We’ve heard a lot about staff turnover at Priorities USA, the pro-Clinton super PAC. Guy Cecil, the newish head of the group, just replaced the finance director, the latest in a string of shake-ups. How much do you think that has impacted their fundraising?

The retooling at Priorities reflects a sense of urgency by Clinton’s allies that they need to get more competitive in the super PAC game. Democratic donors have been historically reluctant to write these kind of checks – a distaste that made it difficult for Priorities to fundraise in the 2012 race, when it was supporting President Obama. There is a more pragmatic attitude this time around, but earlier this spring, big givers did not have a clear sense that Clinton wanted them to back the super PAC. The arrival of Cecil, who was a key player on Clinton’s 2008 campaign, was meant to send a strong signal that donors should step up. But the dynamics are tricky: Clinton has made reducing the influence of big money in politics one of the planks of her bid this time. There is sensitivity among her allies of having a super PAC raise more money than by her actual campaign in this first quarter.

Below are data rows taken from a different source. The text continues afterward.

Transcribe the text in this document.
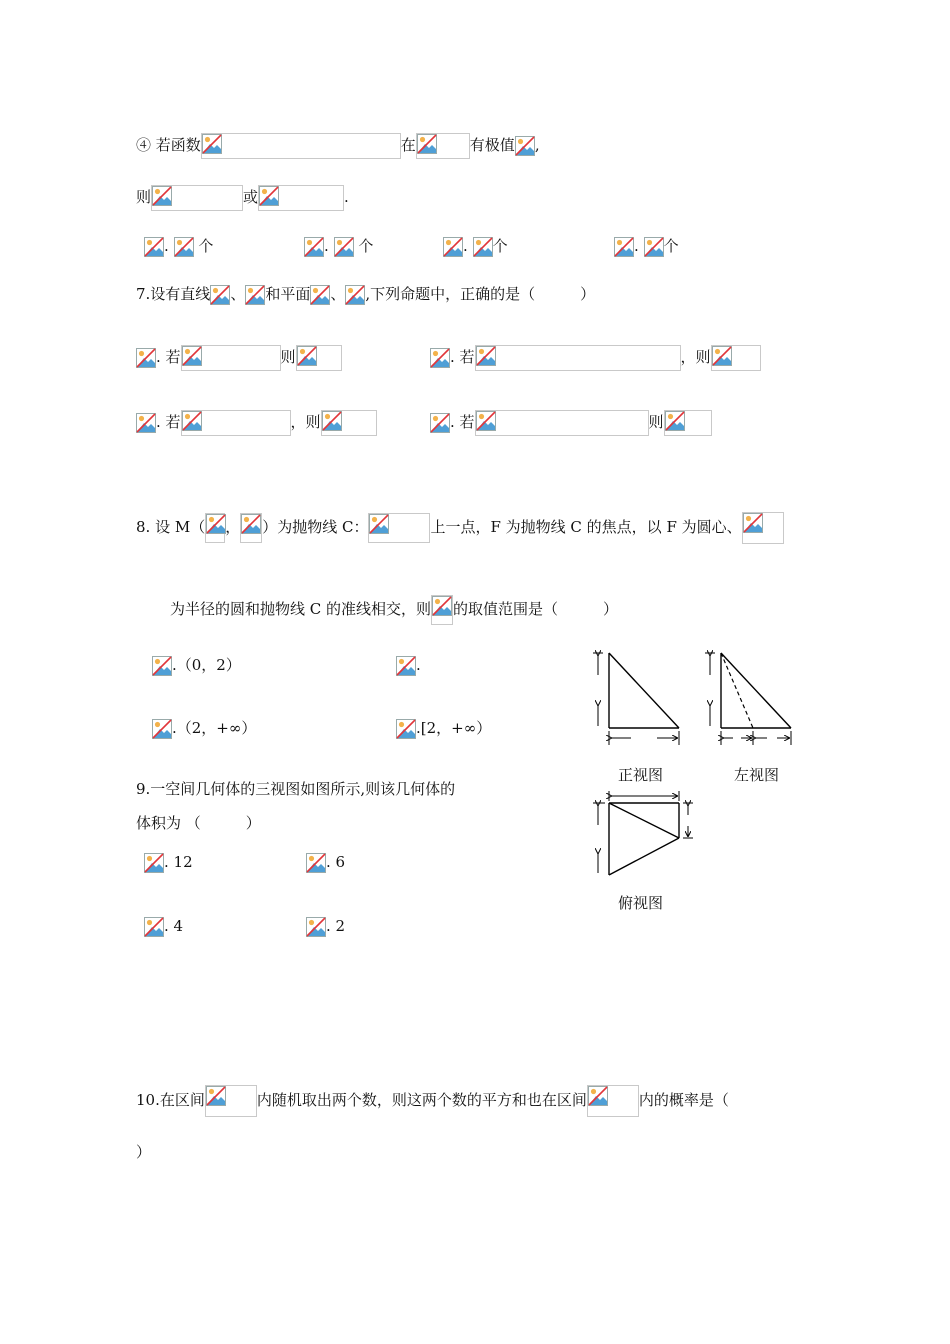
④ 若函数	在	有极值 ,
则	或	.
. 个	. 个	. 个	. 个
7.设有直线 、 和平面 、 ,下列命题中，正确的是（　　　）
. 若	则	. 若	，则
. 若	，则	. 若	则
8. 设 M（ ， ）为抛物线 C：	上一点，F 为抛物线 C 的焦点，以 F 为圆心、
为半径的圆和抛物线 C 的准线相交，则 的取值范围是（　　　）
.（0，2）	.
.（2，+∞）	.[2，+∞）
正视图	左视图
俯视图
9.一空间几何体的三视图如图所示,则该几何体的
体积为 （　　　）
. 12	. 6
. 4	. 2
10.在区间	内随机取出两个数，则这两个数的平方和也在区间	内的概率是（
）
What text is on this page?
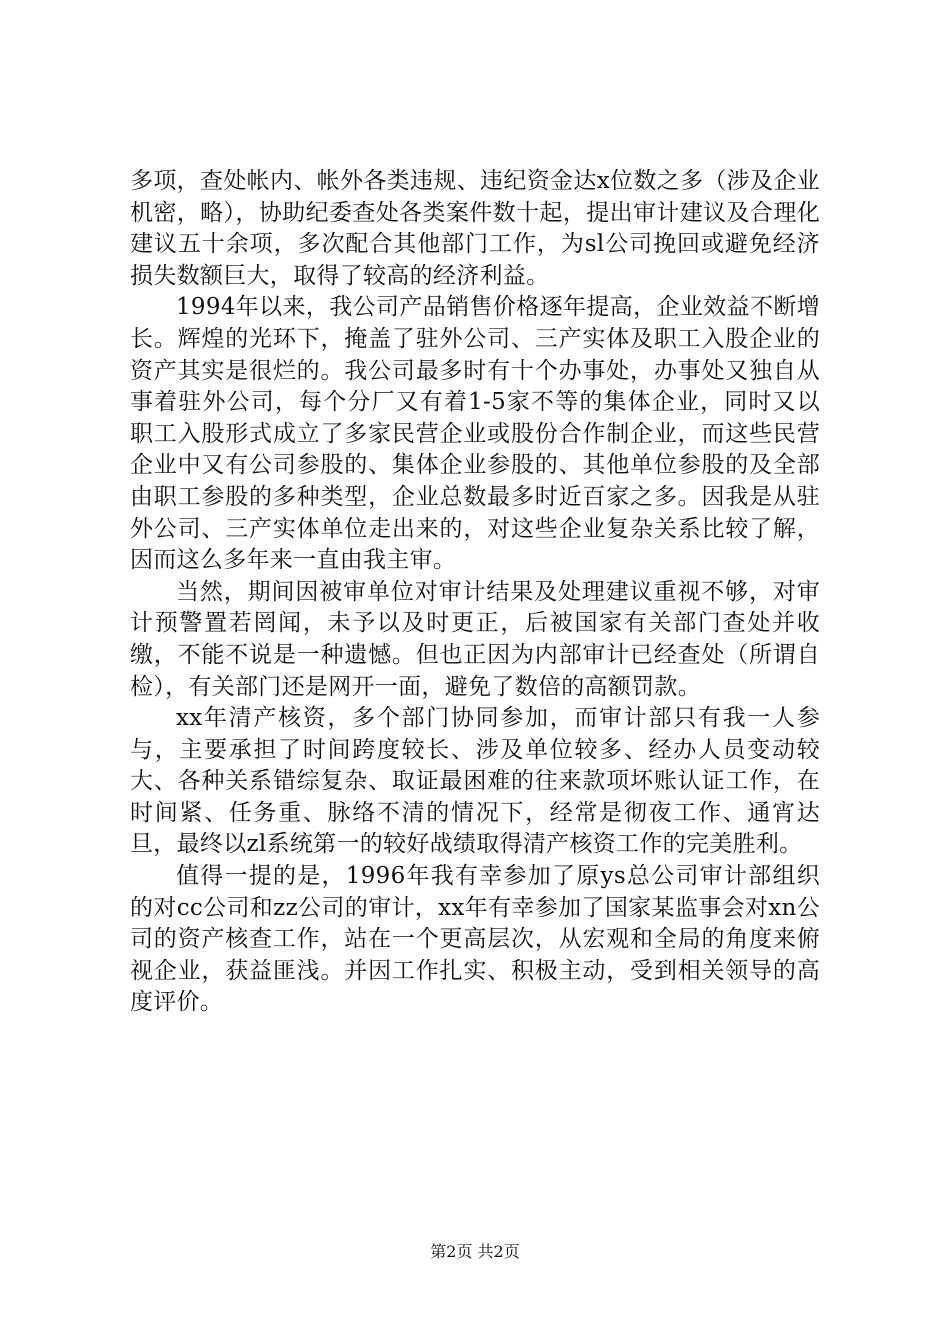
多项，查处帐内、帐外各类违规、违纪资金达x位数之多（涉及企业机密，略），协助纪委查处各类案件数十起，提出审计建议及合理化建议五十余项，多次配合其他部门工作，为sl公司挽回或避免经济损失数额巨大，取得了较高的经济利益。

1994年以来，我公司产品销售价格逐年提高，企业效益不断增长。辉煌的光环下，掩盖了驻外公司、三产实体及职工入股企业的资产其实是很烂的。我公司最多时有十个办事处，办事处又独自从事着驻外公司，每个分厂又有着1-5家不等的集体企业，同时又以职工入股形式成立了多家民营企业或股份合作制企业，而这些民营企业中又有公司参股的、集体企业参股的、其他单位参股的及全部由职工参股的多种类型，企业总数最多时近百家之多。因我是从驻外公司、三产实体单位走出来的，对这些企业复杂关系比较了解，因而这么多年来一直由我主审。

当然，期间因被审单位对审计结果及处理建议重视不够，对审计预警置若罔闻，未予以及时更正，后被国家有关部门查处并收缴，不能不说是一种遗憾。但也正因为内部审计已经查处（所谓自检），有关部门还是网开一面，避免了数倍的高额罚款。

xx年清产核资，多个部门协同参加，而审计部只有我一人参与，主要承担了时间跨度较长、涉及单位较多、经办人员变动较大、各种关系错综复杂、取证最困难的往来款项坏账认证工作，在时间紧、任务重、脉络不清的情况下，经常是彻夜工作、通宵达旦，最终以zl系统第一的较好战绩取得清产核资工作的完美胜利。

值得一提的是，1996年我有幸参加了原ys总公司审计部组织的对cc公司和zz公司的审计，xx年有幸参加了国家某监事会对xn公司的资产核查工作，站在一个更高层次，从宏观和全局的角度来俯视企业，获益匪浅。并因工作扎实、积极主动，受到相关领导的高度评价。

第2页 共2页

Campaigns love to brag about how many contributors they had who gave $200 or less. Hillary Clinton’s team has said that she’s working hard to cultivate such donors. Why do candidates care so much about building this kind of donor network?

President Obama’s 2008 and 2012 campaigns demonstrated the power of a small donor operation. If you can get thousands — or millions! — of people to give you $25 again and again, you have a rich, self-replenishing funding resource (and one that requires much less of the candidate’s time than those pricey fundraising dinners). And it also offers a way to demonstrate your success among grassroots activists. More than 60,000 donors gave money to Clinton during her first fundraising quarter in the 2008 race. We’re sure to see her campaign make a big deal of the number of individual contributors supporting her this time around.